The other route leads up from the west at Lengkong (1,385m) and it also takes around 3 hours to reach the top. This trail is much more open than the Blembem route so if you are keen on seeing the views over to the Dieng hills then Lengkong is the one to choose. The first part of the trail follows a wide cement track steeply up to an elevation of around 1,610m. Shortly afterwards is Camp Area Lembah Sirebut which is a grassy spot just after a junction on the right for a paragliding (‘paralayang’) take-off spot (1,690m). There are great views from here across to the whole Dieng range with Gunung Bisma, Gunung Pakuwaja and Gunung Prau from left to right.

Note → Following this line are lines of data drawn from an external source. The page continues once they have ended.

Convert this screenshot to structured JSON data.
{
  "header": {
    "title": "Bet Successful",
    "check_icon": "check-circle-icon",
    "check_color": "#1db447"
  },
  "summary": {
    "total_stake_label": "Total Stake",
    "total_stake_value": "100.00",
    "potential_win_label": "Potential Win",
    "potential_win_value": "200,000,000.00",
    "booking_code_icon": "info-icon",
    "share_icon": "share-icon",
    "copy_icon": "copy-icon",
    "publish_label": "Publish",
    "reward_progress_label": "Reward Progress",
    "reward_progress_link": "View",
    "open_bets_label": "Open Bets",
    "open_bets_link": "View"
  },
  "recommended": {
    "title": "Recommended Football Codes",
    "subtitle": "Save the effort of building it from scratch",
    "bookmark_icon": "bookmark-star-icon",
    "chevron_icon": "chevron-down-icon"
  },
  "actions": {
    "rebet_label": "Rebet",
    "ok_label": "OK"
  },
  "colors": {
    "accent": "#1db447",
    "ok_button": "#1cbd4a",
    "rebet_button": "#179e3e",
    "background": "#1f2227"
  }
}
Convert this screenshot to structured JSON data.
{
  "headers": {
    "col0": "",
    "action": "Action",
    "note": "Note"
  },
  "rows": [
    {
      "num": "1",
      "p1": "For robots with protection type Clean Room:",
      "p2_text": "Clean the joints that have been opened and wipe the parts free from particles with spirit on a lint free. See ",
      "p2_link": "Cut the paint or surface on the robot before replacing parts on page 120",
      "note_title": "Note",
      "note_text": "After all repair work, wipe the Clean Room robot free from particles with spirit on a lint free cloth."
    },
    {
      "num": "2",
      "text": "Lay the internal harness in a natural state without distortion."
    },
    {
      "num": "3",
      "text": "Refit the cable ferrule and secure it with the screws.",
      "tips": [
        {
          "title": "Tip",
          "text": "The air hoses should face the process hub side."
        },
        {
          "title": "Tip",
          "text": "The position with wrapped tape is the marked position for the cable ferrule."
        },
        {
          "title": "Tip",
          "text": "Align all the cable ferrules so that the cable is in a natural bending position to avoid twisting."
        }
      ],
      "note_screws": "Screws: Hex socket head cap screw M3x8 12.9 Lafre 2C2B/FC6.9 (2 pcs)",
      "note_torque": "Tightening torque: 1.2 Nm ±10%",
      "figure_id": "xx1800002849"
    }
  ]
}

The trail continues through pleasant, fairly flat terrain and the next important spot on the trail is Pos 1 – Gerbang Ndeles (1,705m) where you take a right. After this point the trail is steep once again, and quite dusty towards the end of the dry season. The next Pos is Pos Bayangan or Pakes Suri (1,914m) according to the trail map at the basecamp. Pos 2 – Sawa Gede (2,057m) is next followed by Pos 3 – Ndima / Bima Pengkok (2,270m).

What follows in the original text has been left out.